Judging the Royals

A closer look at the Royals’ newest addition, first baseman/outfielder Brandon Moss

Former Cardinals slugger Brandon Moss will take his cuts with the Royals this season.
Former Cardinals slugger Brandon Moss will take his cuts with the Royals this season. AP

In case you haven’t heard, the Royals have signed Brandon Moss to a two-year deal. Moss mainly plays first base or a corner outfield spot, but early speculation (more on that before we’re through) has him slotted in as the Royals’ designated hitter.

Here’s a look at how he stacks up in each of his possible roles in Kansas City.

Moss in the outfield

The Royals have a huge outfield and need guys who can cover ground to play it. Moss has 10 years in the big leagues and nine career stolen bases in 20 attempts. Those numbers do not suggest outstanding speed.

Jorge Soler, the guy who looks likely to play right field, has four stolen bases in three years, so it seems pretty unlikely that the Royals have improved their outfield range with the acquisition of these two players.

If you have a short porch in left or right field, you can try to hide an outfielder with poor range in a corner. But that won’t work in Kauffman Stadium. Outfielders who aren’t great athletes tend to play deep there because they’d rather come forward on a fly ball than go back, so pay attention to where these two guys position themselves.

If they play deep and let flares drop in, it might look like the pitcher’s fault, but it will have more to do with their outfield positioning.

Moss at first base

Eric Hosmer is a much better first baseman than advanced metrics would have you believe. And if you want to know why, go back and read what I wrote about Hosmer and the Gold Glove awards.

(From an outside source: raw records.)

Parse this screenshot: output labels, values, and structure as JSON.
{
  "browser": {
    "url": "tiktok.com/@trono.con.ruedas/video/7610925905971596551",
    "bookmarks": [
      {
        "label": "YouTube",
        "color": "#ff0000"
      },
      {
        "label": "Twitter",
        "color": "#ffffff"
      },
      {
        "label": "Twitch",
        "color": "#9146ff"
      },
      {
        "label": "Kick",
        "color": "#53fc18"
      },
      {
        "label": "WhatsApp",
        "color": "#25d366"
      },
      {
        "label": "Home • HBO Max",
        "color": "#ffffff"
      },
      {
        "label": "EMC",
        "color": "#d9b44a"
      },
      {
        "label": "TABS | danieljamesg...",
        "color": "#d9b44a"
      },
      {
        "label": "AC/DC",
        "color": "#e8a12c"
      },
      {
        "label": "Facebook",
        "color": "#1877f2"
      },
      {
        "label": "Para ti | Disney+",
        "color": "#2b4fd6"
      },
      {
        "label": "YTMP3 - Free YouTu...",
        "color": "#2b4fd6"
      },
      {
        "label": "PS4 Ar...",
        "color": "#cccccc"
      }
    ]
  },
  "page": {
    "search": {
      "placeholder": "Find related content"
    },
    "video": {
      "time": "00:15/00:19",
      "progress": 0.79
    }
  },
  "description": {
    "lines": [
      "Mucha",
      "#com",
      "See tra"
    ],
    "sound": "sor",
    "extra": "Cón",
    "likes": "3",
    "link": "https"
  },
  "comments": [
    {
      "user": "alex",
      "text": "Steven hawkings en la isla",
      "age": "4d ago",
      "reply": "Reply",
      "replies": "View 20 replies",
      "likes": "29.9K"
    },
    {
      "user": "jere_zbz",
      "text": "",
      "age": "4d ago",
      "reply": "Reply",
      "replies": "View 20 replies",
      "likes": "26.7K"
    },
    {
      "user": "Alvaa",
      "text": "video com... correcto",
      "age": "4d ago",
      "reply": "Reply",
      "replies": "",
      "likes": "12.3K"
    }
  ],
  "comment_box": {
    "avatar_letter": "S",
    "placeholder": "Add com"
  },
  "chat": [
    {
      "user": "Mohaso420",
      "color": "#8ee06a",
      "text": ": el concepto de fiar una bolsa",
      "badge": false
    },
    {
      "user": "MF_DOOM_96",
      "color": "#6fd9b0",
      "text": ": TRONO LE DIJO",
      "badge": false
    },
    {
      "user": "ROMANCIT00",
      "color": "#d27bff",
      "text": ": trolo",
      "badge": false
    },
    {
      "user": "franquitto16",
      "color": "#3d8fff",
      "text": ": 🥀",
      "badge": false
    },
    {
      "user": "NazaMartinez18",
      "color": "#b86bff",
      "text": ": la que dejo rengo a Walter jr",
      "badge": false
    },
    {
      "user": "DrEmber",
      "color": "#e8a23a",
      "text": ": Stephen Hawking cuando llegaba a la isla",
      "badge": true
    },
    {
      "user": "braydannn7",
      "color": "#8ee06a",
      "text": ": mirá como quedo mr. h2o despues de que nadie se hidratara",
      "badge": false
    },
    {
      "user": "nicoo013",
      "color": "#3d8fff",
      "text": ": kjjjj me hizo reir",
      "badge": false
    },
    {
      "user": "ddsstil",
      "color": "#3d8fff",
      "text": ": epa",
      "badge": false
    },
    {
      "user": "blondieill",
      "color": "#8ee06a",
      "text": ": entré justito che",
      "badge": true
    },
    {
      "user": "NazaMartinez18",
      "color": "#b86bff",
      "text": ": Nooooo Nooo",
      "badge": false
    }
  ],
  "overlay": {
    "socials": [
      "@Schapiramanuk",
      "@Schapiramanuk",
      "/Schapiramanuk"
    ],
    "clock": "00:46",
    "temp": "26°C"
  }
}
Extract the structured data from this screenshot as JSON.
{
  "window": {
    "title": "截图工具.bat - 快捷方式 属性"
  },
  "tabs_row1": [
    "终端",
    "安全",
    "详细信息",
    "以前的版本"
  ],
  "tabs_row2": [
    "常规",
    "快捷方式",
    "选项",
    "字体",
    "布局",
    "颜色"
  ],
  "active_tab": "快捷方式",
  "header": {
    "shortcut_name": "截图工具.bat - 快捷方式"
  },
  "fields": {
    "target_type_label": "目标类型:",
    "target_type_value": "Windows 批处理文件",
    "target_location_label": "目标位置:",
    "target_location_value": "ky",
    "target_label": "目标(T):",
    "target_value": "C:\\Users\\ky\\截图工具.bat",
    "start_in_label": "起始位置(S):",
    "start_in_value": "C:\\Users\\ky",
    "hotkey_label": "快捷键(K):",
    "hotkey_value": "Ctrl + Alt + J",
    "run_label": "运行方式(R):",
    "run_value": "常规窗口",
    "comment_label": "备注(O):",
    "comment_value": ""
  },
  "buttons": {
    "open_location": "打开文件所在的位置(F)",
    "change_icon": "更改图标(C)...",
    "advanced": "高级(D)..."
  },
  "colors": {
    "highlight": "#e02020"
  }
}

Ultimate Zone Rating does not include a first baseman’s ability to handle bad throws and that’s the most important thing a first baseman does on defense. A good first baseman makes all the other infielders better; a bad first baseman makes all the other infielders worse.

When Moss is at first base, pay attention to his glove and footwork. If Moss is bad at scooping errant throws, the other infielders will start holding onto the ball unless they’re sure they can get their feet set and make an accurate delivery.

Moss as designated hitter

Former Royals DH Kendrys Morales was a switch hitter, but Moss hits from the left side exclusively. Moss hits both left-handed and right-handed pitchers just about equally well for average, though, and hits righties for more power.

Last season, Moss hit 28 home runs for the St. Louis Cardinals, all of them to right or center field. Compared to Busch Stadium, Kauffman is 12 feet deeper in the right-center gap and 10 feet deeper in center. Moss also hit 15 of those home runs on the road, so factor that into your thinking.

Morales has a better career batting average (.273) than Moss (.241), but Moss comes a little closer in slugging percentage: Morales is at .465, Moss .455).

Dig into the numbers a bit more and one that seems significant is strikeouts: in his two years with the Royals, Morales had 1,257 plate appearances and struck out 223 times –— once every 5.6 plate appearances. In the past two years, Moss has had 990 plate appearances and struck out 289 times — once every 3.4 plate appearances. Their career strikeouts-per-plate-appearance numbers are just about the same.

Part of the Royals’ offensive philosophy is getting the ball in play and making the other team play defense, but it doesn’t appear that Moss is going to help with that.

Moss does not walk much either. His lifetime on-base-percentage is .319.

Bounce-back players

Last season, Moss was hitting .261 at the end of August and then hit .099 the rest of the way, dropping his season average to .225 for the year. You can look at that one of two ways: a sign warning you off Moss or, if you think it’s an aberration, an opportunity.

Smart teams will look for players who had a bad year for whatever reason and, as long as that player is healthy and motivated, hope for a bounce-back season. If the bad season depressed a player’s market value and the player bounces back the next year, the smart team gets a bargain. If the player doesn’t bounce back, the smart team doesn’t look so smart.

And that brings us to the difficulty of foretelling the future.

Some speculation

The world is filled with people willing to speculate about what the future holds, but unfortunately most of that speculation is wrong.

After Morales had shown his worth here in Kansas City, I went back to see what fans had to say at the time Morales was signed. Almost everybody thought it was a horrible mistake. So whatever you think about Moss right now, don’t be surprised if it turns out to be wrong.

Right now, Moss appears to be guy who won’t bring much to the table on defense or the base paths and will strike out more than you’d like and walk less than you’d like. So what Moss does when he gets the ball in play will probably define his worth.

On the other hand, I could be wrong.

But it’s sure nice to talk baseball again ... isn’t it?